Do szerszej świadomości trafiło za sprawą Gordona Ramsaya, który w amerykańskiej edycji MasterChef, w 2013 roku zalecił przygotować uczestnikom miskę hu tieu. Ramsey próbował tego dania dwa lata wcześniej przygotowując program telewizyjny na pływającym markecie w Can Tho.
Co ciekawe, w ulicznej jadłodajni spotkaliśmy właścicielkę restauracji ze Starego Miasta, która tutaj przychodziła na dobre Hue Tieu. Powiedziała nam, iż jesteśmy pierwszymi białymi, którzy siedli w tym miejscu i zjedli prawdziwe lokalne Hue Tieu, które jej zdaniem jest jednym z najlepszych w Hoi An.
Ryżowe pierożki
To kolejny wyróżnik Hoi An. Co prawda pierwsze ryżowe pierożki próbowaliśmy w Hanoi, ale miejscem, które z nich słynie jest właśnie Hoi An.
Te które widzisz na zdjęciach testowaliśmy w hali na Starym Mieście oraz we wspomnianej wcześniej knajpce z Cao Lau. W środku pierożka znajduje się gotowana krewetka, która jest zawijana w papier ryżowy i oprószona szczypiorkiem lub smażoną cebulką.
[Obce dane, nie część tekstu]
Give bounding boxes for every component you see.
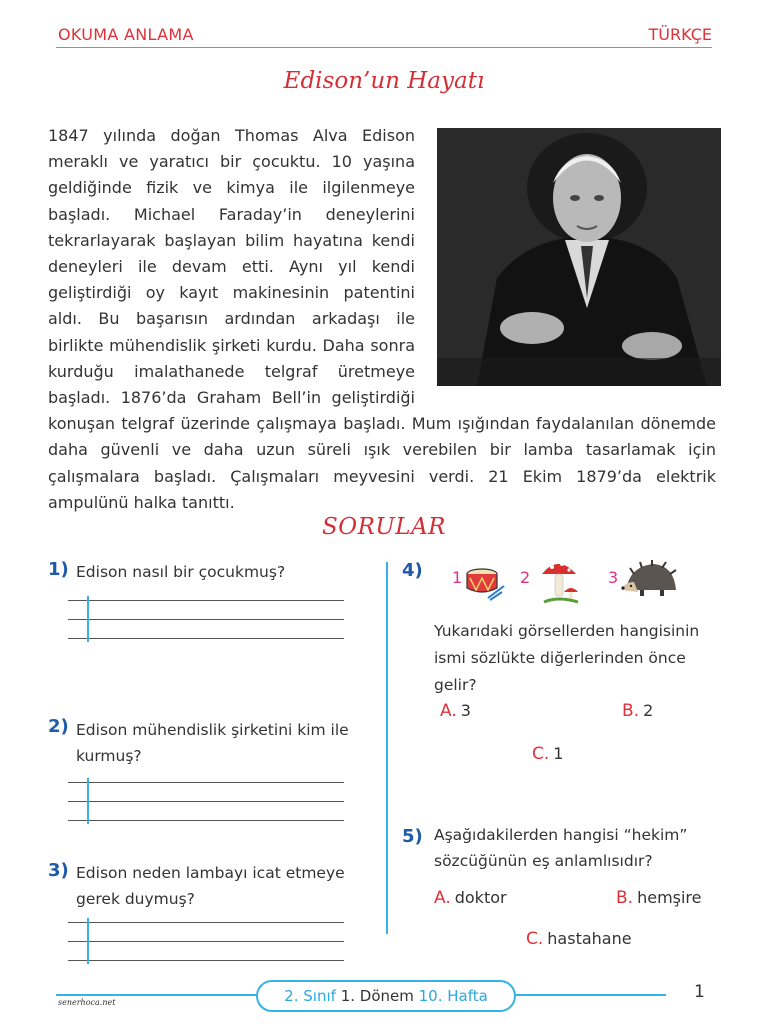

Chwyta się ją pałeczkami i delikatnie moczy ( żeby nie utonęła) w sosie rybnym z dodatkiem chilli.
Jest pyszna.
Nem czyli swieże rollsy
Świetne świeże rollsy również próbowaliśmy już w Hanoi, ale w Hoi An, które leży nad Morzem Południowochińskim, warto spróbować jej lokalnego wyróżnika jakim są rollsy z krewetkami.
Nem czyli spring rolls w Hoi An
Są pyszne, lekkie i to świetna przekąska na małego lub większego głoda.
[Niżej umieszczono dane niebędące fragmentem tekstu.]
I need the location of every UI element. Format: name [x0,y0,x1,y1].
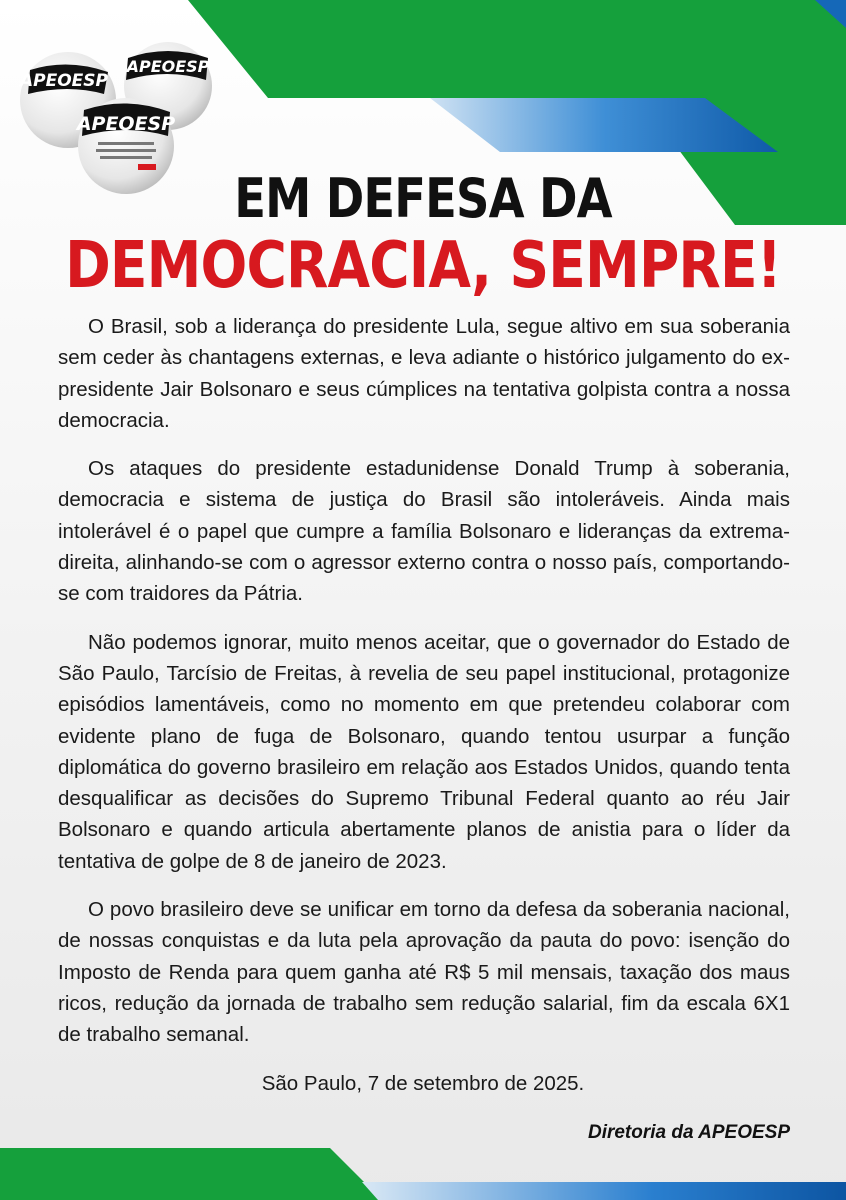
title-line-1: EM DEFESA DA [234,167,612,230]
paragraph-2: Os ataques do presidente estadunidense Donald Trump à soberania, democracia e sistema de justiça do Brasil são intoleráveis. Ainda mais intolerável é o papel que cumpre a família Bolsonaro e lideranças da extrema-direita, alinhando-se com o agressor externo contra o nosso país, comportando-se com traidores da Pátria. [58,457,790,606]
signature: Diretoria da APEOESP [587,1122,790,1143]
paragraph-4: O povo brasileiro deve se unificar em torno da defesa da soberania nacional, de nossas conquistas e da luta pela aprovação da pauta do povo: isenção do Imposto de Renda para quem ganha até R$ 5 mil mensais, taxação dos maus ricos, redução da jornada de trabalho sem redução salarial, fim da escala 6X1 de trabalho semanal. [58,898,790,1047]
title-line-2: DEMOCRACIA, SEMPRE! [65,229,781,303]
paragraph-3: Não podemos ignorar, muito menos aceitar, que o governador do Estado de São Paulo, Tarcísio de Freitas, à revelia de seu papel institucional, protagonize episódios lamentáveis, como no momento em que pretendeu colaborar com evidente plano de fuga de Bolsonaro, quando tentou usurpar a função diplomática do governo brasileiro em relação aos Estados Unidos, quando tenta desqualificar as decisões do Supremo Tribunal Federal quanto ao réu Jair Bolsonaro e quando articula abertamente planos de anistia para o líder da tentativa de golpe de 8 de janeiro de 2023. [58,630,790,873]
svg-text:APEOESP: APEOESP [126,57,210,76]
svg-text:APEOESP: APEOESP [76,113,176,135]
paragraph-1: O Brasil, sob a liderança do presidente Lula, segue altivo em sua soberania sem ceder às chantagens externas, e leva adiante o histórico julgamento do ex-presidente Jair Bolsonaro e seus cúmplices na tentativa golpista contra a nossa democracia. [58,315,790,432]
svg-text:APEOESP: APEOESP [20,71,108,91]
dateline: São Paulo, 7 de setembro de 2025. [261,1072,585,1095]
body-text [58,311,790,1068]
Bahn Mi w Hoi An, gdzie jadł Anthony Bourdain
Banh Mi to jedna z najsłynniejszych wietnamskich przekąsek, która zdecydowanie jest miksem francuskich upodobań i azjatyckiego smaku.
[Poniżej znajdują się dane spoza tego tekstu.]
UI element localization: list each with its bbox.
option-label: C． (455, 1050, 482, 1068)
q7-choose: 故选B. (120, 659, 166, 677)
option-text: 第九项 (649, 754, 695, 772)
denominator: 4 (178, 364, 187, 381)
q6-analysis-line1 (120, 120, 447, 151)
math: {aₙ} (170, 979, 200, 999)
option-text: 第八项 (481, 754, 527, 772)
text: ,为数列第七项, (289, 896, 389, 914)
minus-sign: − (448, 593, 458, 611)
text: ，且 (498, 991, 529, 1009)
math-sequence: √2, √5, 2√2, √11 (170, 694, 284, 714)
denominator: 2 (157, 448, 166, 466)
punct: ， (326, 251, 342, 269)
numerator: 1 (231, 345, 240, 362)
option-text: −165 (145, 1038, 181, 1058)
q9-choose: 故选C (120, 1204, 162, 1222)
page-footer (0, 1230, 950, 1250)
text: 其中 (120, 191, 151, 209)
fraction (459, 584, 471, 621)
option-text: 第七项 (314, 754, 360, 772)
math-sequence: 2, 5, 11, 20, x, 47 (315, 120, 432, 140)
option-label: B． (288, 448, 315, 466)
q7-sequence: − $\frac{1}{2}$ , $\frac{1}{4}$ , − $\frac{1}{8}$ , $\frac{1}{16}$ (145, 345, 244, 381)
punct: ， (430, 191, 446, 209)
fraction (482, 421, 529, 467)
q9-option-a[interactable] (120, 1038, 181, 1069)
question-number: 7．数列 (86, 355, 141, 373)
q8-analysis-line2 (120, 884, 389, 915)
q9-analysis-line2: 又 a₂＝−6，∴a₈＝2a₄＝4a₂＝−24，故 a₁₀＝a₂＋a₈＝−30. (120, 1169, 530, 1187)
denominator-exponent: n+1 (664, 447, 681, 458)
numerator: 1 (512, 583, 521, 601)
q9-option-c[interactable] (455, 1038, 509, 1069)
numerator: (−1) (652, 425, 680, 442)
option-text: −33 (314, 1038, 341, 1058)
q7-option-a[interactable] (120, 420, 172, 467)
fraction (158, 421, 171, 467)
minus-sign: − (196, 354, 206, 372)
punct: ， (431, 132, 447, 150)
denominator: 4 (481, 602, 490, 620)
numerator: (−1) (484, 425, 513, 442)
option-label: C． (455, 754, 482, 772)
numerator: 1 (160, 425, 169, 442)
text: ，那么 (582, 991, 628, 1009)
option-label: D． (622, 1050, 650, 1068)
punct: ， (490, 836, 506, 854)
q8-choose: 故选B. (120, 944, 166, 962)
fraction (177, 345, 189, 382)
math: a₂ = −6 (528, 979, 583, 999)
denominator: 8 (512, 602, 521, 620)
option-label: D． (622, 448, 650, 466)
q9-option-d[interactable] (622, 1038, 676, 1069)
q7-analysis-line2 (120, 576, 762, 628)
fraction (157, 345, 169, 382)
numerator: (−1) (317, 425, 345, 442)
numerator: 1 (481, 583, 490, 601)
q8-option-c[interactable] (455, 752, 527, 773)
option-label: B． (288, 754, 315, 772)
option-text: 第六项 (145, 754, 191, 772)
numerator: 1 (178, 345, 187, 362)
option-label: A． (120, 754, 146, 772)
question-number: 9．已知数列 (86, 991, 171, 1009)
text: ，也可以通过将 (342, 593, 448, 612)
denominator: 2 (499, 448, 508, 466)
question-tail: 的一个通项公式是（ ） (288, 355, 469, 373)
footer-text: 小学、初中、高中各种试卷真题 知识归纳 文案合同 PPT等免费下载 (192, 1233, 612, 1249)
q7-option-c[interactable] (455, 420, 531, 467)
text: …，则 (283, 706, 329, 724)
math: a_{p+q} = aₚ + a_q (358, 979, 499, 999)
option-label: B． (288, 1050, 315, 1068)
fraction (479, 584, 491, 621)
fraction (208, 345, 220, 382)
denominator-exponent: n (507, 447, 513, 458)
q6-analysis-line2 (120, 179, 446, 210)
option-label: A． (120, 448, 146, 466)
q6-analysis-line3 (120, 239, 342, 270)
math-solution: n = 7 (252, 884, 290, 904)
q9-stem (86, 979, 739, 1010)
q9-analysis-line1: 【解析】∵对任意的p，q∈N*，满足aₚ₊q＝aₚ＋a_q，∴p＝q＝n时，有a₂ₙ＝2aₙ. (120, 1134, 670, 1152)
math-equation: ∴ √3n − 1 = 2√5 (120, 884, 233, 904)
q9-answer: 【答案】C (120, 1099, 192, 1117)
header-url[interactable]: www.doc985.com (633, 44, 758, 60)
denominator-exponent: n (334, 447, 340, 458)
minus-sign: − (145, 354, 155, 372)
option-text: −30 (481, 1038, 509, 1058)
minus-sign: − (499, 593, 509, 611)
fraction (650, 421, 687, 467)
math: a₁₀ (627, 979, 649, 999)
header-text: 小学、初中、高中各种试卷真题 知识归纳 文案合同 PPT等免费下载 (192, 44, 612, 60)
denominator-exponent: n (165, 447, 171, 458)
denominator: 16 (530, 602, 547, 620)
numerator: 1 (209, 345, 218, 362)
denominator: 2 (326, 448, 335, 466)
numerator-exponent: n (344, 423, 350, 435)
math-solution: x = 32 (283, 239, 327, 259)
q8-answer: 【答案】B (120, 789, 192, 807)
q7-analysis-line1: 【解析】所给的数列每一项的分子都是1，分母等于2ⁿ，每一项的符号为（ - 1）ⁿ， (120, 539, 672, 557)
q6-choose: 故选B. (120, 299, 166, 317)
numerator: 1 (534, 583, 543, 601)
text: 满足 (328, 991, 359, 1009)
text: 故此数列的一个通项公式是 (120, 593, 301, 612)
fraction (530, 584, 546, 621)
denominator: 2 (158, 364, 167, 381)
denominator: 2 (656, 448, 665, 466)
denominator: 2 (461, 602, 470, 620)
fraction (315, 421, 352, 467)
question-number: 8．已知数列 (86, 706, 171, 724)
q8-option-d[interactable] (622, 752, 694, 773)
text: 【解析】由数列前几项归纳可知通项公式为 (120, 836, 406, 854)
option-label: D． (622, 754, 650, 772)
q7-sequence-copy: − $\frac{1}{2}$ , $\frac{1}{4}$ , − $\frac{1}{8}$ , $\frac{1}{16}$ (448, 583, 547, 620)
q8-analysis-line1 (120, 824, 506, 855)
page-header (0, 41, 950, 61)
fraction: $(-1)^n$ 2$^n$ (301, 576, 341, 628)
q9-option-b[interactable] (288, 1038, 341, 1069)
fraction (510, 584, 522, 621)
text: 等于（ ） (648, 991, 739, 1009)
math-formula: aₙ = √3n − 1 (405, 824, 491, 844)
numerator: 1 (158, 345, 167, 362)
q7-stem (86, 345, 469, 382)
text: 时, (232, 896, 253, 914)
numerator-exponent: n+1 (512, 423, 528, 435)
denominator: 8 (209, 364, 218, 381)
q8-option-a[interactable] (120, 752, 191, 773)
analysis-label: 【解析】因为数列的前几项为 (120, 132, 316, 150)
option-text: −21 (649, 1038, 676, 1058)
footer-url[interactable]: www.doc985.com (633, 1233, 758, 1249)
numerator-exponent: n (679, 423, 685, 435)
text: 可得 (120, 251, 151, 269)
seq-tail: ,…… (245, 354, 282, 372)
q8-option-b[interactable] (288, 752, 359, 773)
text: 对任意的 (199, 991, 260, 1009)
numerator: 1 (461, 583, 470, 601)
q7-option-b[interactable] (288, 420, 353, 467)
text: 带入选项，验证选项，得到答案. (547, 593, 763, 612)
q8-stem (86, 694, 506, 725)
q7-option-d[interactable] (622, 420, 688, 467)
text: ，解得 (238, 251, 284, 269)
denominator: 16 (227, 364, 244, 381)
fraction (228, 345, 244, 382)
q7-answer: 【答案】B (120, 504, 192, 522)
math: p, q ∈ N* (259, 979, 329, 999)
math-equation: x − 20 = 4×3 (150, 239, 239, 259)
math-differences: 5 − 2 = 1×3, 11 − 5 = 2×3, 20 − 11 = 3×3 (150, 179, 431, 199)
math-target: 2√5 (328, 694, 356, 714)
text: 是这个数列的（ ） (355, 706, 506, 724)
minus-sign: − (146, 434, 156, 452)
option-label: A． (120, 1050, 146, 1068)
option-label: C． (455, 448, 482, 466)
Podstawą jest świeża pszenna bagietka, delikatna w środku i chrupiąca na zewnątrz. Bagietki są podgrzewane, tak by były zawsze ciepłe. Przekrawa się je na pół jak do hot-doga.
Środek wypełnia się różnymi dodatkami jak np. grillowana wieprzowina, z kiszoną marchewką, rzodkwią japońską, pasztetem, majonezem, chilli i sosami. Smakuje obłędnie. W Hoi An, jest miejsce, które serwuje jedne z najlepszym Banh Mi w Wietnamie i nieprzypadkowo odwiedził je Anthony Bourdain. Miejsce to nazywa się Banh Mi Phuong. Byliśmy, testowaliśmy i potwierdzamy.
Banh mi w Hoi An
Tutejsze banh mi smakuje rewelacyjnie.
Kuchnia wietnamska – desery
Osobną kwestią w Wietnamie są słodkości, desery. Głównie to uliczne przekąski. Są bardzo interesujące i nie wolno ich pominąć. Najsmaczniejszy naszym zdaniem był grilled sticky rice banana czyli słodki banan, w kleistym ryżu, lekko grillowany, polany mlekiem kokosowym i posypany mieszanką grubomielonych orzechów.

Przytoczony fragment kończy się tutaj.